When it comes to medical emergencies, Dad is always calm under pressure. Of course it is his job to be calm. If he is ever worried or afraid, he never allows it to show.
He cut his hand open on the meat slicer at our family’s restaurant one morning. He was cleaning and in a moment of carelessness, ended up with the circular blade in the center or his hand. Before removing his hand from the machine, he reached over to grab a clean towel off of the shelf. He slowly removed his hand and then immediately wrapped it in the towel, using his teeth to tie a large knot on top of his hand. He clenched his left hand in his opposite armpit.
My grandfather, practically deaf at this point in his life, was reading the newspaper in the office. Papa frequently lost his glasses atop his head or in the front pocket of his shirts, but it’s not like he could see any better with them on. Knowing his chances of making it to the hospital were better if he drove himself, my father hollered over the kitchen noise and told Papa he had to run an errand. After hearing no response, he drove himself to the hospital and returned with a fistful of stitches. Papa never noticed he was gone.
“Are you going to have to shave a chunk of my hair?” my father asked the doctor.
“That shouldn’t be necessary with the staples, Mr. Costley.”
“No, but… even though it isn’t necessary, my daughters would really appreciate it if you shaved a chunk of my hair. I owe them something to laugh about.” Dad continued his effort to repay us with some humorous token for an evening we could never forget, but the doctor did not see things the way we did.

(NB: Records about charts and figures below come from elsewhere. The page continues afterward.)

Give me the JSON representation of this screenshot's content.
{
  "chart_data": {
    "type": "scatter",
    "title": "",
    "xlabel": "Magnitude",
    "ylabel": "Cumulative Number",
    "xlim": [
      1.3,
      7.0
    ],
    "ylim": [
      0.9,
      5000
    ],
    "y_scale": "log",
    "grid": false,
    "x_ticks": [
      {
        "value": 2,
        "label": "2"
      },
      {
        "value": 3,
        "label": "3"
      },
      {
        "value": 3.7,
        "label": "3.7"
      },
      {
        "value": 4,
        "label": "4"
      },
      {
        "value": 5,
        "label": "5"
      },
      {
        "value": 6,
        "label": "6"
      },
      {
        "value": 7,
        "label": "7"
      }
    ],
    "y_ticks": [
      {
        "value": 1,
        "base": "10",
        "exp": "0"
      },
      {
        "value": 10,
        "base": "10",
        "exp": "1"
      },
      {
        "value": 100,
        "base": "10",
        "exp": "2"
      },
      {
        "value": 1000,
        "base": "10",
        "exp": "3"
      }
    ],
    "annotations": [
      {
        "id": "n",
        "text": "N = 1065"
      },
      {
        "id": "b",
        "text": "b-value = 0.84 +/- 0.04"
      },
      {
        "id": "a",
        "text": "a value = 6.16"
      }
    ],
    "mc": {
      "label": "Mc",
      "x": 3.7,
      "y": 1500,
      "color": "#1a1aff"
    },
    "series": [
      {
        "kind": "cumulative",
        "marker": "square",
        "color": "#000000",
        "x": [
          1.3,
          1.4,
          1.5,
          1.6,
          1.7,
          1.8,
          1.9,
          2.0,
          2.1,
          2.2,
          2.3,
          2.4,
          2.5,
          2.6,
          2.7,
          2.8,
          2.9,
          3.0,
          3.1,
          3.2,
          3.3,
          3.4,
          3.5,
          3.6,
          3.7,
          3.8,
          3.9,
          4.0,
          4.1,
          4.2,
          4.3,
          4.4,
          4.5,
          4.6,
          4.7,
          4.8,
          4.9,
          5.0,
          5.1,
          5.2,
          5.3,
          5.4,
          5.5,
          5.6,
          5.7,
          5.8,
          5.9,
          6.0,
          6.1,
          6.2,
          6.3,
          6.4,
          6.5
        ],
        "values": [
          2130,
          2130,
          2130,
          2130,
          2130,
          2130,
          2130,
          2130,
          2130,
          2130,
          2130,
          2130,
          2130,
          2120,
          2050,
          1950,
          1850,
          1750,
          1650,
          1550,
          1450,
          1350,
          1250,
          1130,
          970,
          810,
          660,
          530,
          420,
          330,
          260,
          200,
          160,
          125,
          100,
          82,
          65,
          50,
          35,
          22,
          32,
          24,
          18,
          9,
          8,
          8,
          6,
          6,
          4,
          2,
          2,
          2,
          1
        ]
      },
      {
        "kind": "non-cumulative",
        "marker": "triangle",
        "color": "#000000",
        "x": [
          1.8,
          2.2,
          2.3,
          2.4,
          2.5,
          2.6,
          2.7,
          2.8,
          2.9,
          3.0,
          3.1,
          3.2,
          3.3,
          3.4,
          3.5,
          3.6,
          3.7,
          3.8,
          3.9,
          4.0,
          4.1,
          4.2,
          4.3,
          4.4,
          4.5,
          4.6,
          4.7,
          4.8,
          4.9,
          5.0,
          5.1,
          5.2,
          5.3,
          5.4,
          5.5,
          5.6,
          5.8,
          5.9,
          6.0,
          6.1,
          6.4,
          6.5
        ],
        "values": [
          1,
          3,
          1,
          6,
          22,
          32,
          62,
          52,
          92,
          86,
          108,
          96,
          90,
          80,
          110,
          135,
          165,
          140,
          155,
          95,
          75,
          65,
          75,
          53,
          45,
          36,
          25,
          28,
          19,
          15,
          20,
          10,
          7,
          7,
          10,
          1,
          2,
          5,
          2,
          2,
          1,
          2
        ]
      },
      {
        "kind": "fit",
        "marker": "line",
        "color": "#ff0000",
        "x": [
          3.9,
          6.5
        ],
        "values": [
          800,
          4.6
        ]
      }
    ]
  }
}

We left the hospital hours later. Dad’s hair was matted where the seven staples held his head together. He looked as though he were wearing barrettes, assembled in an L-shaped part in the center of his head. Even without a shaved chunk of hair, I laughed every time I caught a glimpse of him in the rearview mirror.
When we returned home, the rain had stopped. We walked onto the deck in the backyard where my father pointed to the metal water-meter box. There were thick black hairs on the corner of the box. “The rain was coming down so hard that I ran over here. I was trying to duck under the ledge to get out of the rain and I hit my head on the bottom edge of this meter. I must have hit it pretty damn hard, because I thought I could make it inside to clean up, but I passed out before I could even close the door behind me,” my father explained.
“We noticed,” I laughed.
“Look at this mess,” he gestured toward the bloodstained carpet, “Looks like it’s set pretty good. We may have to get new carpet.”
“Mom’s going to be so mad at you.”
“Yeah.”
“She’s going to laugh when she sees your head though,” I said.
“Who wouldn’t?” Leslie joked.
As terrified as we had been, we knew we could never tell him, but we also knew he understood. I could see it in his eyes when he looked at us. He was thankful. He was proud. We had passed the ultimate First Aid test. We were ready to leave his care and live in the world on our own. Our laughter broke through the silence of everything we would never say.